Web site projects vs Web Application projects in ASP.NET 2.0
Visual Studio 2005 and ASP.NET 2.0 introduced a new project model, Web Site projects. The new project system allows you to open projects from a directory, local IIS or even from an FTP website. Overall it became easier to use, however, an internal structure is very complex. It is based on delayed runtime compilation and event generation, partial classes, inferred referencing of assemblies, and a single-page assembly compilation. There is a lot of magic that happens inside and most of the times it works for your needs. However big generic projects usually hit the limitations listed below.
Limitations:
-
Deployment. If you need in-place deployment, this model is perfect. However, it’s not recommended since you are exposing your logic in clear text. So, anybody who has access to a physical server can mess with your code and you never going to notice this. You can try to make a precompiled website, but you going to end up with a lot of DLLs and almost untouchable ASPX files. Microsoft recognized this limitation and released a Web Deployment Project tool.
-
You need to keep track of what did you change locally and what did you upload to the production server. There is no versioning control. Visual Studio has a Web Copy tool, but this tool fails to help. I had to build my own tool, which kept track of changes based on Visual Source Safe.
-
When you hit F5 for debug execution it takes merely 2 minutes to compile and execute a whole project. Of course, you can attach a debugger to an existing thread, but this is not an obvious solution.
-
If you ever try to generate controls on a fly you will hit the first unsolvable limitation. How to reference other pages and controls. Page and control compilation happens on a per-directory basis. In the best case you going to get assembly for each directory, in the worst case, each page or control is going to get its own assembly. If you need to reference another page from the control or another page you need to explicitly import it with the @Reference directive.
So for:
customControl = this.LoadControl("~/Controls/CustomUserControl.ascx") as CustomUserControl;
You need,
<%@ Reference Control="~/Controls/CustomUserControl.ascx" %>
But what if you want to add something really dynamically and can’t put all appropriate @Reference directives?
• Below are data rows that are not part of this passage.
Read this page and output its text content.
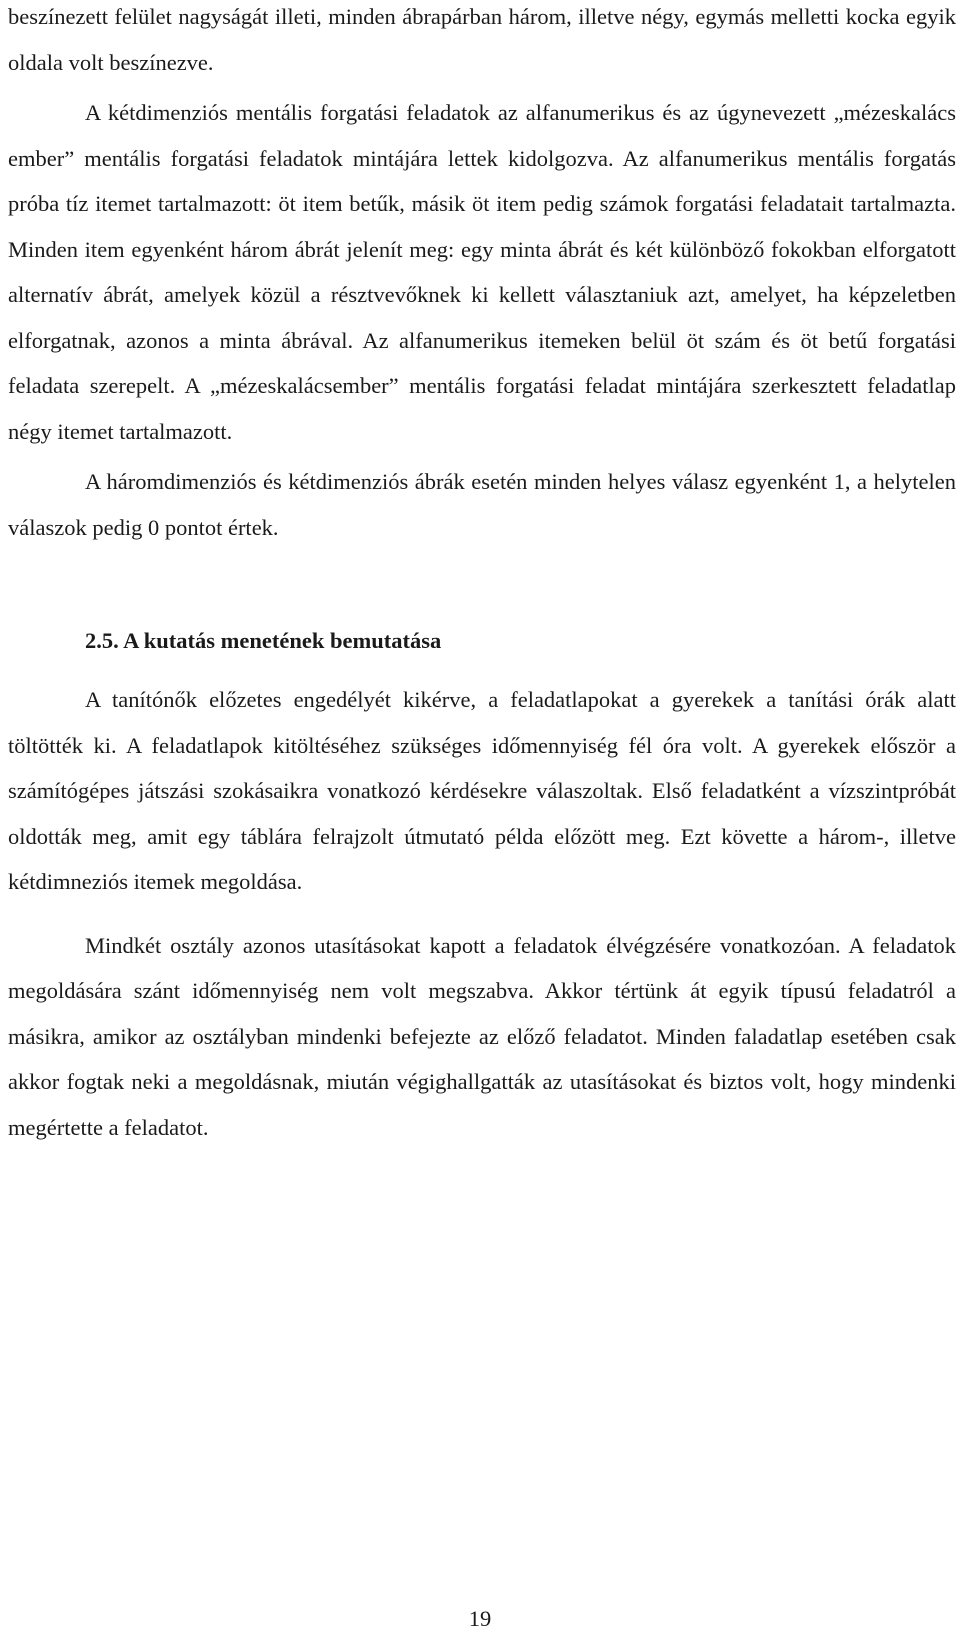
beszínezett felület nagyságát illeti, minden ábrapárban három, illetve négy, egymás melletti kocka egyik oldala volt beszínezve.

A kétdimenziós mentális forgatási feladatok az alfanumerikus és az úgynevezett „mézeskalács ember” mentális forgatási feladatok mintájára lettek kidolgozva. Az alfanumerikus mentális forgatás próba tíz itemet tartalmazott: öt item betűk, másik öt item pedig számok forgatási feladatait tartalmazta. Minden item egyenként három ábrát jelenít meg: egy minta ábrát és két különböző fokokban elforgatott alternatív ábrát, amelyek közül a résztvevőknek ki kellett választaniuk azt, amelyet, ha képzeletben elforgatnak, azonos a minta ábrával. Az alfanumerikus itemeken belül öt szám és öt betű forgatási feladata szerepelt. A „mézeskalácsember” mentális forgatási feladat mintájára szerkesztett feladatlap négy itemet tartalmazott.

A háromdimenziós és kétdimenziós ábrák esetén minden helyes válasz egyenként 1, a helytelen válaszok pedig 0 pontot értek.

2.5. A kutatás menetének bemutatása

A tanítónők előzetes engedélyét kikérve, a feladatlapokat a gyerekek a tanítási órák alatt töltötték ki. A feladatlapok kitöltéséhez szükséges időmennyiség fél óra volt. A gyerekek először a számítógépes játszási szokásaikra vonatkozó kérdésekre válaszoltak. Első feladatként a vízszintpróbát oldották meg, amit egy táblára felrajzolt útmutató példa előzött meg. Ezt követte a három-, illetve kétdimneziós itemek megoldása.

Mindkét osztály azonos utasításokat kapott a feladatok élvégzésére vonatkozóan. A feladatok megoldására szánt időmennyiség nem volt megszabva. Akkor tértünk át egyik típusú feladatról a másikra, amikor az osztályban mindenki befejezte az előző feladatot. Minden faladatlap esetében csak akkor fogtak neki a megoldásnak, miután végighallgatták az utasításokat és biztos volt, hogy mindenki megértette a feladatot.

19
Or What if you are creating server control and it doesn’t have ASCX file, so you don’t have a place for @Reference ? Since each control has its own assembly, it’s almost impossible to do reflection.
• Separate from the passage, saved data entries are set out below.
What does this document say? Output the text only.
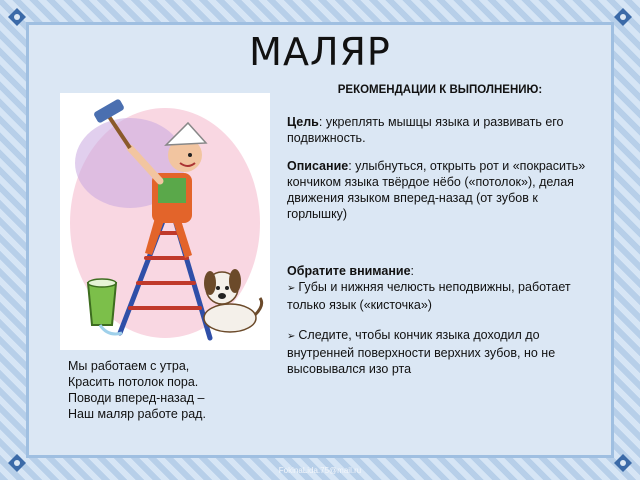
МАЛЯР
РЕКОМЕНДАЦИИ К ВЫПОЛНЕНИЮ:
Цель: укреплять мышцы языка и развивать его подвижность.
Описание: улыбнуться, открыть рот и «покрасить» кончиком языка твёрдое нёбо («потолок»), делая движения языком вперед-назад (от зубов к горлышку)
Обратите внимание:
➢ Губы и нижняя челюсть неподвижны, работает только язык («кисточка»)
➢ Следите, чтобы кончик языка доходил до внутренней поверхности верхних зубов, но не высовывался изо рта
Мы работаем с утра,
Красить потолок пора.
Поводи вперед-назад –
Наш маляр работе рад.
FokinaLida.75@mail.ru
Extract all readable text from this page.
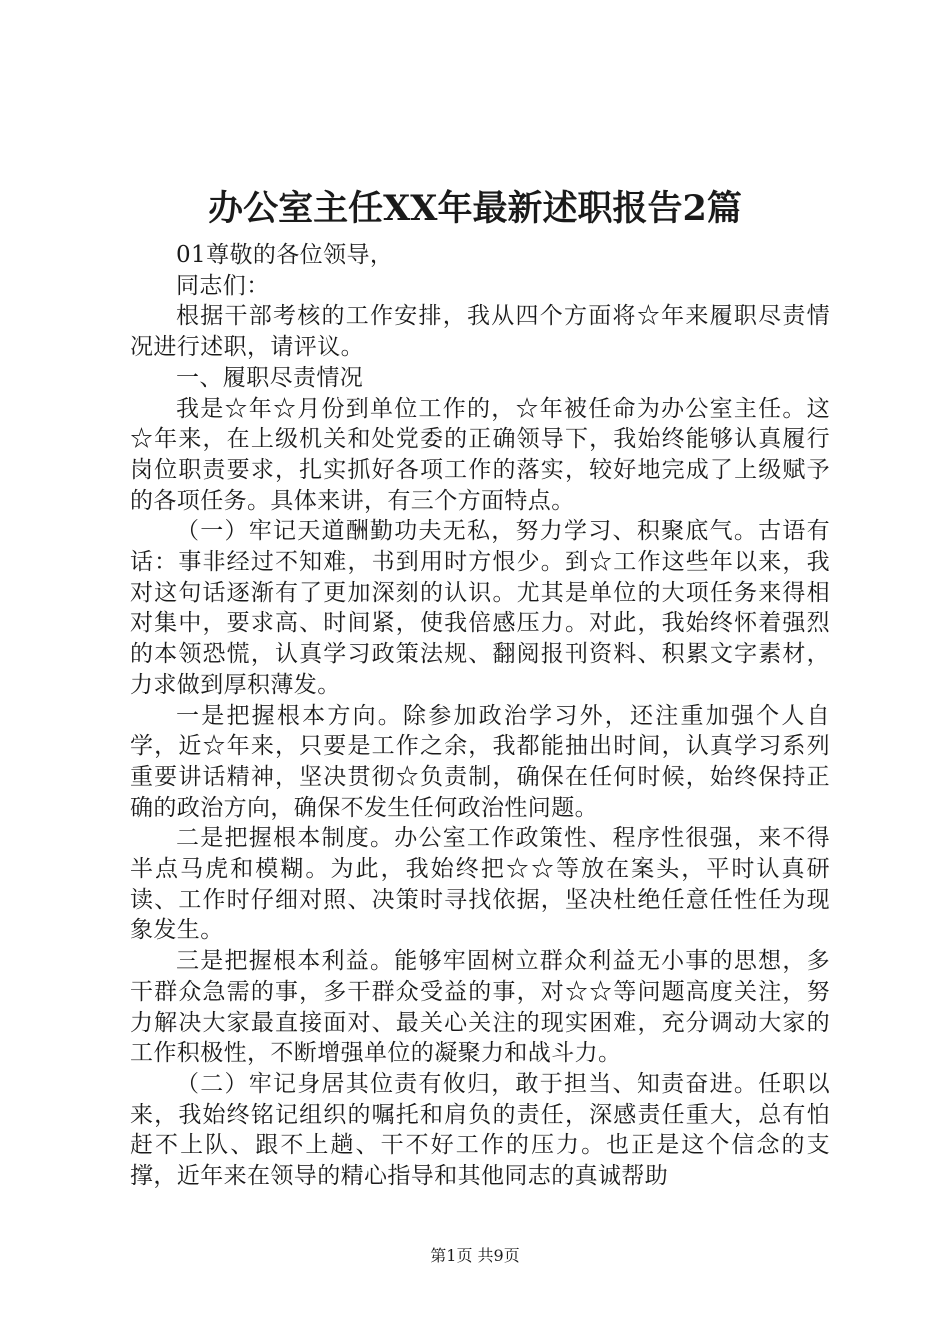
办公室主任XX年最新述职报告2篇

01尊敬的各位领导，

同志们：

根据干部考核的工作安排，我从四个方面将☆年来履职尽责情况进行述职，请评议。

一、履职尽责情况

我是☆年☆月份到单位工作的，☆年被任命为办公室主任。这☆年来，在上级机关和处党委的正确领导下，我始终能够认真履行岗位职责要求，扎实抓好各项工作的落实，较好地完成了上级赋予的各项任务。具体来讲，有三个方面特点。

（一）牢记天道酬勤功夫无私，努力学习、积聚底气。古语有话：事非经过不知难，书到用时方恨少。到☆工作这些年以来，我对这句话逐渐有了更加深刻的认识。尤其是单位的大项任务来得相对集中，要求高、时间紧，使我倍感压力。对此，我始终怀着强烈的本领恐慌，认真学习政策法规、翻阅报刊资料、积累文字素材，力求做到厚积薄发。

一是把握根本方向。除参加政治学习外，还注重加强个人自学，近☆年来，只要是工作之余，我都能抽出时间，认真学习系列重要讲话精神，坚决贯彻☆负责制，确保在任何时候，始终保持正确的政治方向，确保不发生任何政治性问题。

二是把握根本制度。办公室工作政策性、程序性很强，来不得半点马虎和模糊。为此，我始终把☆☆等放在案头，平时认真研读、工作时仔细对照、决策时寻找依据，坚决杜绝任意任性任为现象发生。

三是把握根本利益。能够牢固树立群众利益无小事的思想，多干群众急需的事，多干群众受益的事，对☆☆等问题高度关注，努力解决大家最直接面对、最关心关注的现实困难，充分调动大家的工作积极性，不断增强单位的凝聚力和战斗力。

（二）牢记身居其位责有攸归，敢于担当、知责奋进。任职以来，我始终铭记组织的嘱托和肩负的责任，深感责任重大，总有怕赶不上队、跟不上趟、干不好工作的压力。也正是这个信念的支撑，近年来在领导的精心指导和其他同志的真诚帮助

第1页 共9页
Web Application Projects first appeared in Visual Studio 2005 SP1. They solved all issues mentioned above.
-
Deployment. You get just one DLL per project. You can create redistributable packages and repeatable builds. You can have versioning and build scripts.
-
If you did a code-behind change you can upload just one DLL. If you did ASPX change you can upload just ASPX change.
-
Execution takes 2-3 sec maximum.
-
The whole project is in one assembly, which helps reference any page or control. Conclusion. For any kind of serious work, you should use Web Application Projects. Special thanks to Rick Strahl for his amazing article Compilation and Deployment in ASP.NET 2.0.